There's nothing better than hearing *part* of a conversation... the part that's completely weird if taken out-of-context. This was part of a conversation that was too good to keep to myself. The roles are played by my boss, A and my co-worker, T.

A- That's the guy with the tatoo of jesus, right?

T- He does not have a tatoo of jesus!

A- The hell he doesn't! Right on his leg!

T- No! That guy is supposed to be jesus?

A- Do you know of anyone else who wears a crown of thorns?

T- uhhh...

A- Look at Bikinikiller. You know she's thinking "get your religion out of my lobby."

Heh. Actually, I was thinking that I am *so* lucky to work at a place where heresy happens daily. Thank you, jesus.

2.10.2005

The one that got away...

For some time now, I've had a severe armadillo-phobia. Some would call it an "irrational fear." They lay on that "it's more scared of you than you are of it" line- like anyone actually buys that. That's what the armadillos want you to think.

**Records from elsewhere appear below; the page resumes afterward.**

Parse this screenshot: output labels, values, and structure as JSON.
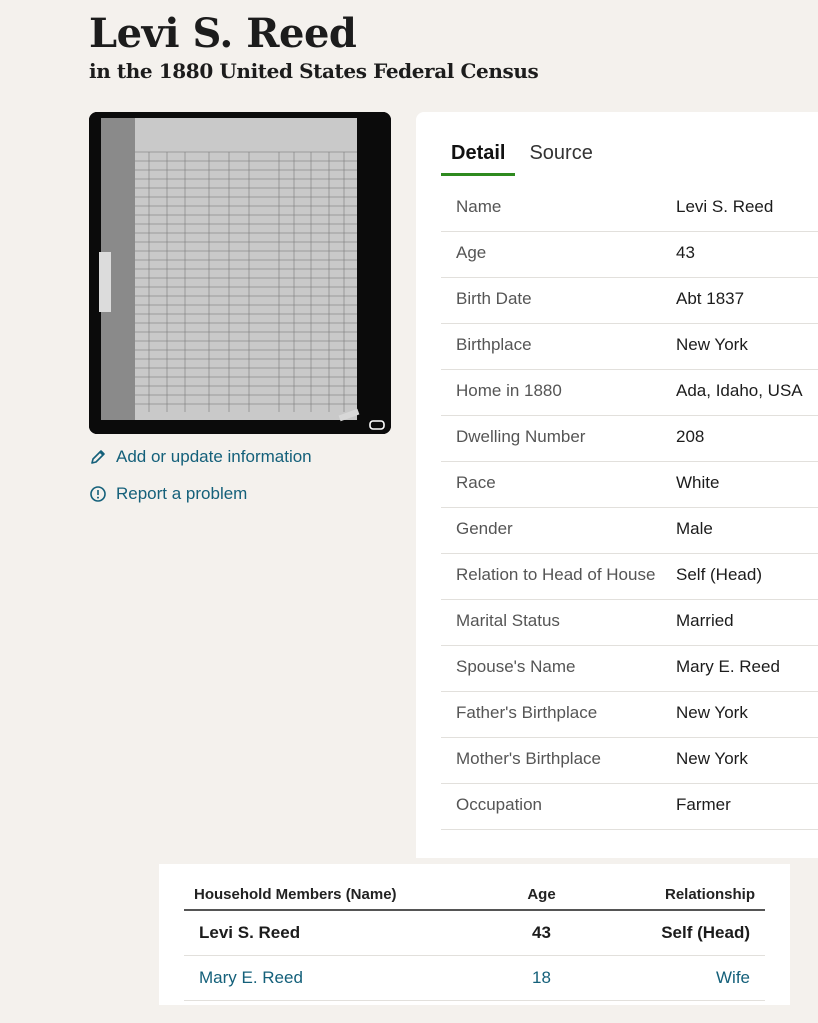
{
  "header": {
    "title": "Levi S. Reed",
    "subtitle": "in the 1880 United States Federal Census"
  },
  "sidebar": {
    "image_alt": "1880 census page scan",
    "add_update_label": "Add or update information",
    "report_problem_label": "Report a problem"
  },
  "tabs": [
    {
      "label": "Detail",
      "active": true
    },
    {
      "label": "Source",
      "active": false
    }
  ],
  "details": [
    {
      "label": "Name",
      "value": "Levi S. Reed"
    },
    {
      "label": "Age",
      "value": "43"
    },
    {
      "label": "Birth Date",
      "value": "Abt 1837"
    },
    {
      "label": "Birthplace",
      "value": "New York"
    },
    {
      "label": "Home in 1880",
      "value": "Ada, Idaho, USA"
    },
    {
      "label": "Dwelling Number",
      "value": "208"
    },
    {
      "label": "Race",
      "value": "White"
    },
    {
      "label": "Gender",
      "value": "Male"
    },
    {
      "label": "Relation to Head of House",
      "value": "Self (Head)"
    },
    {
      "label": "Marital Status",
      "value": "Married"
    },
    {
      "label": "Spouse's Name",
      "value": "Mary E. Reed"
    },
    {
      "label": "Father's Birthplace",
      "value": "New York"
    },
    {
      "label": "Mother's Birthplace",
      "value": "New York"
    },
    {
      "label": "Occupation",
      "value": "Farmer"
    }
  ],
  "household": {
    "headers": {
      "name": "Household Members (Name)",
      "age": "Age",
      "relationship": "Relationship"
    },
    "members": [
      {
        "name": "Levi S. Reed",
        "age": "43",
        "relationship": "Self (Head)"
      },
      {
        "name": "Mary E. Reed",
        "age": "18",
        "relationship": "Wife"
      }
    ]
  },
  "colors": {
    "link": "#14607a",
    "tab_underline": "#2e8a1f",
    "background": "#f4f1ed"
  }
}
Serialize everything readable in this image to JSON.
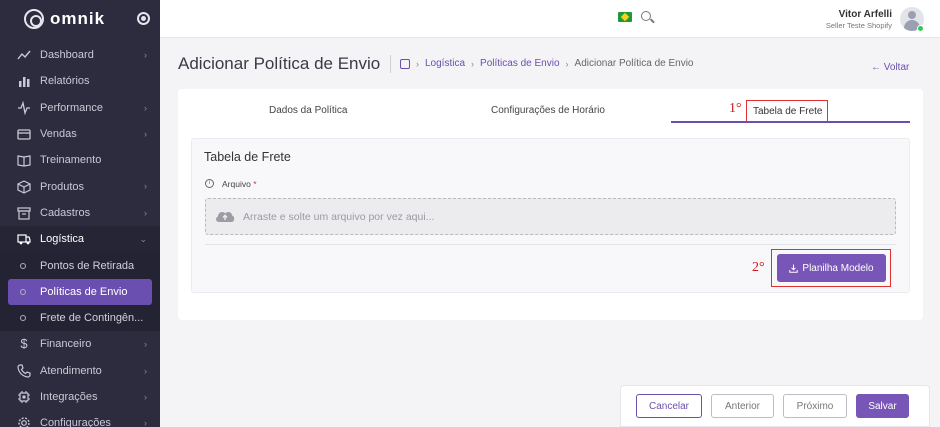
{
  "brand": {
    "name": "omnik"
  },
  "sidebar": {
    "items": [
      {
        "label": "Dashboard",
        "icon": "trend-icon",
        "has_children": true
      },
      {
        "label": "Relatórios",
        "icon": "bar-chart-icon",
        "has_children": false
      },
      {
        "label": "Performance",
        "icon": "pulse-icon",
        "has_children": true
      },
      {
        "label": "Vendas",
        "icon": "card-icon",
        "has_children": true
      },
      {
        "label": "Treinamento",
        "icon": "book-icon",
        "has_children": false
      },
      {
        "label": "Produtos",
        "icon": "box-icon",
        "has_children": true
      },
      {
        "label": "Cadastros",
        "icon": "archive-icon",
        "has_children": true
      },
      {
        "label": "Logística",
        "icon": "truck-icon",
        "has_children": true,
        "open": true
      },
      {
        "label": "Financeiro",
        "icon": "dollar-icon",
        "has_children": true
      },
      {
        "label": "Atendimento",
        "icon": "phone-icon",
        "has_children": true
      },
      {
        "label": "Integrações",
        "icon": "chip-icon",
        "has_children": true
      },
      {
        "label": "Configurações",
        "icon": "gear-icon",
        "has_children": true
      }
    ],
    "logistica_sub": [
      {
        "label": "Pontos de Retirada",
        "active": false
      },
      {
        "label": "Políticas de Envio",
        "active": true
      },
      {
        "label": "Frete de Contingên...",
        "active": false
      }
    ]
  },
  "topbar": {
    "user_name": "Vitor Arfelli",
    "user_role": "Seller Teste Shopify"
  },
  "header": {
    "title": "Adicionar Política de Envio",
    "breadcrumb": [
      "Logística",
      "Políticas de Envio",
      "Adicionar Política de Envio"
    ],
    "back_label": "Voltar"
  },
  "tabs": [
    {
      "label": "Dados da Política",
      "active": false
    },
    {
      "label": "Configurações de Horário",
      "active": false
    },
    {
      "label": "Tabela de Frete",
      "active": true
    }
  ],
  "annotations": {
    "step1": "1°",
    "step2": "2°"
  },
  "panel": {
    "title": "Tabela de Frete",
    "field_label": "Arquivo",
    "required_mark": "*",
    "dropzone_text": "Arraste e solte um arquivo por vez aqui...",
    "download_button": "Planilha Modelo"
  },
  "footer": {
    "cancel": "Cancelar",
    "previous": "Anterior",
    "next": "Próximo",
    "save": "Salvar"
  },
  "colors": {
    "accent": "#6b4fb0",
    "sidebar_bg": "#2c2c3e",
    "annotation": "#e03030"
  }
}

So as I pulled up to our apartment after work tonight it was unsettling to discover an armadillo between my car and my apartment. Perhaps I should explain the root of my fear, so you can understand where I'm coming from.

It was a balmy summer night at a woodsy little camp called Cedarkirk. We were playing a massive game of Capture the Flag that encompassed acres upon acres of wilderness. Armed with only a flashlight, I set out to complete the mission. For those readers not familiar with Capture the Flag, the mission, not surprisingly, is to Capture a Flag. Anyway, I was in a low crouch with my face to the ground. My eyes were focused on the flag I so dearly sought. I could taste victory.

Then out of nowhere, a giant, man-eating armadillo popped up in front of me, his murderous eyes glinting in the moonlight. He bared his bloody, armadillo fangs and gave a look that can only be described as "Your ass is mine, Wankershanks."

I screeched and ran. To my horror, the armadillo chased after me. With astounding speed and agility, he lept and scuttled at my heels. I may have had 50 times his body mass, but he had a will that would not fail. You'd think I'd insulted his mama the way he was running after me. That mofo was determined to mow. me. down.

Suffice it to say, I am still alive. I was not "another statistic." I was not "another notch in his belt" although he certainly tried. I don't how long the blood sport lasted... only that there was a bright light beckoning to me from above and I ran for it. Even death would be an improvement over such terror. Luckily, I didn't need to die, as the bright light scared the crap out of the armadillo. Oh yeah, and it was the lights around the pool. Not God. FYI.

But you can see that I've been scarred. Who wouldn't be? So when I saw that armadillo outside of my apartment tonight I wondered, "who had he been talking to?" Was I the one that got away? Was there a bounty on my head in the seedy armadillo underground?

I hurried inside without incident, but who knows what they have planned for morning? If I'm taken down by a snarling mob of oversized rat-dogs, I beg you good readers: Avenge my death.